Le gouvernement britannique durcit le ton face aux manifestations propalestiniennes
Le Premier ministre britannique, Keir Starmer, a annoncé son intention d'interdire certaines marches propalestiniennes, à la suite d'une attaque antisémite survenue à Londres. Cette décision, révélée par des sources proches du gouvernement, intervient dans un climat de tensions croissantes autour du conflit israélo-palestinien.
Une attaque antisémite qui change la donne
L'agression, qui a visé une personne de confession juive dans le quartier de Stamford Hill, a provoqué une onde de choc au sein de la communauté juive britannique. Les autorités ont rapidement qualifié cet acte d'antisémite, renforçant la pression sur le gouvernement pour qu'il agisse. Keir Starmer a condamné fermement cet incident, le qualifiant d'« inacceptable » et promettant des mesures fortes.
Dans ce contexte, le Premier ministre envisage de restreindre les manifestations propalestiniennes, notamment celles qui ont lieu régulièrement à Londres et dans d'autres grandes villes du pays. Selon des sources gouvernementales, ces marches seraient devenues le théâtre de discours haineux et d'incidents violents, ce qui justifierait une intervention de l'État.
Un débat sur la liberté de manifester
Cette annonce suscite déjà de vives réactions. Les défenseurs des droits civiques dénoncent une atteinte à la liberté d'expression et de réunion, des principes fondamentaux de la démocratie britannique. Des organisations comme Amnesty International et Liberty ont exprimé leur inquiétude, estimant que la réponse du gouvernement est disproportionnée.
En revanche, les associations juives et certains responsables politiques saluent cette décision, arguant que la sécurité des citoyens doit primer. « Il est temps de mettre un terme à ces manifestations qui attisent la haine et mettent en danger notre communauté », a déclaré un porte-parole du Board of Deputies of British Jews.
Les modalités de l'interdiction encore floues
Les détails précis de cette interdiction restent à définir. Keir Starmer a indiqué que son gouvernement travaillerait en étroite collaboration avec la police pour identifier les marches les plus problématiques.
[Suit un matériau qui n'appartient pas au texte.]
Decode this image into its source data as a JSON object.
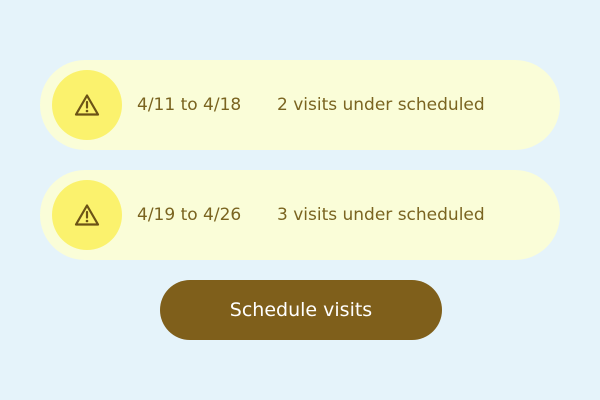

Des critères tels que la présence de discours antisémites, d'appels à la violence ou de liens avec des organisations extrémistes pourraient être utilisés.
Par ailleurs, le gouvernement envisage de renforcer la législation existante pour permettre des interdictions plus rapides et plus ciblées. Cette mesure s'inscrirait dans le cadre d'une stratégie plus large de lutte contre l'antisémitisme, qui inclut également des actions éducatives et de sensibilisation.
La décision finale devrait être annoncée dans les prochains jours, après consultation des partenaires politiques et des forces de l'ordre. En attendant, le débat fait rage au Royaume-Uni, opposant ceux qui plaident pour la sécurité et ceux qui défendent la liberté de manifester.